Gel (phénomène météorologique)
Le gel, souvent utilisé comme synonyme de gelée, désigne tout abaissement de la température de l'air d'une valeur supérieure à une valeur inférieure ou égale à 0 °C à un moment déterminé et sur une région donnée. Les productions agricoles, les transports, la tenue vestimentaire et bien d'autres domaines risquent d'être affectées par le gel à certaines époques de l'année. L'apparition de celui-ci se traduit par la transformation de l'eau liquide en glace.
Formation
Le gel est un événement météorologique dont l'extension sur une région donnée et à une époque déterminée de l'année a trois causes possibles[1] :
- Advection d'air froid : se produisant en hiver, une masse d'air sous le point de congélation envahit la région. Ce gel d'advection donne la gelée noire lorsque la végétation que le vent endommage prend un aspect noirci ;
- Rayonnement : fréquent surtout au printemps et en automne, il est lié au refroidissement du sol qui se produit par ciel dégagé et vents calmes ou faibles la nuit. Le gel de rayonnement est grand producteur de gelée blanche alors que la vapeur d'eau contenue dans l'air se dépose sur les objets ;
- Évaporation : l'eau d'un sol humide surmonté d'un air relativement sec s'évapore dans ce dernier. Cette transformation nécessite de l'énergie qui sera fournie par l'air sec et ce dernier se refroidira.
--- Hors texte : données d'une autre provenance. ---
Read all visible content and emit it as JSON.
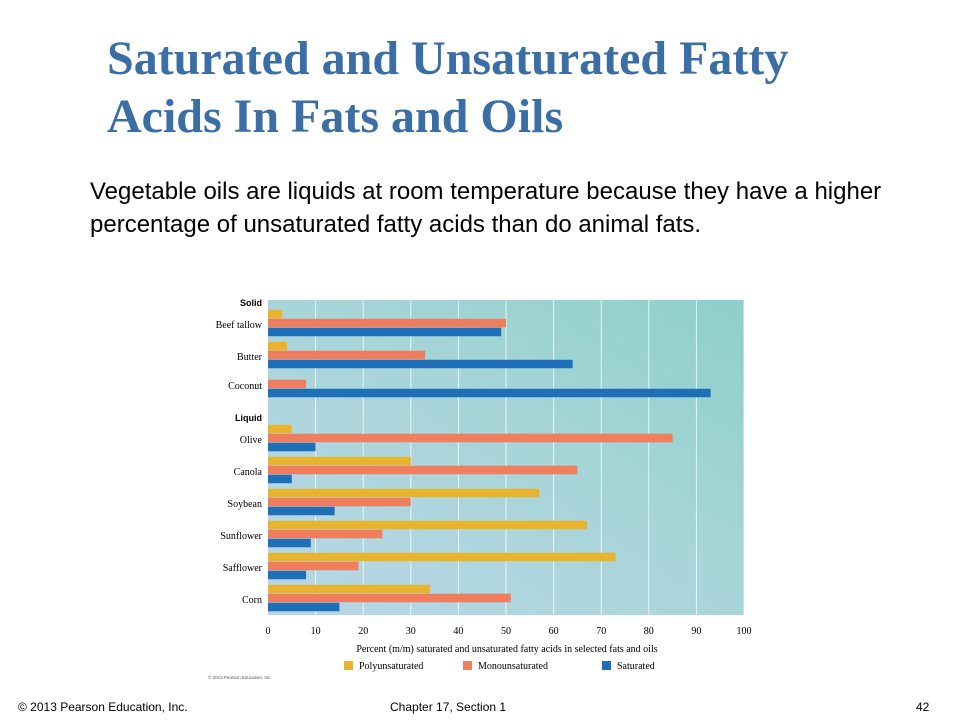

Gel à la station versus au sol
Dans le cas d'advection d'air froid, la température de la masse d'air est assez uniforme dans les premières dizaines de mètres au-dessus du sol et la température mesurée à la station météorologique (environ à 1 mètre à 1,5 mètre du sol) est représentative de ce qui se passe au sol. S'il a gel à la station, il y a donc gel au sol.
Par contre, dans les cas radiatifs et d'évaporation, la température varie rapidement entre le sol et le niveau des instruments de la station. La perte de chaleur est plus importante près du sol et donc la température peut atteindre le point de congélation au sol bien avant que le thermomètre n'indique 0 °C à la station. En général, il peut y avoir du gel au sol dans les cas radiatifs dès que la température à la station est de 4 °C.
Jour de gel
En climatologie, un jour de gel désigne une journée dont la température minimale est en dessous de 0 degrés Celsius (32 °F)[2] - [3].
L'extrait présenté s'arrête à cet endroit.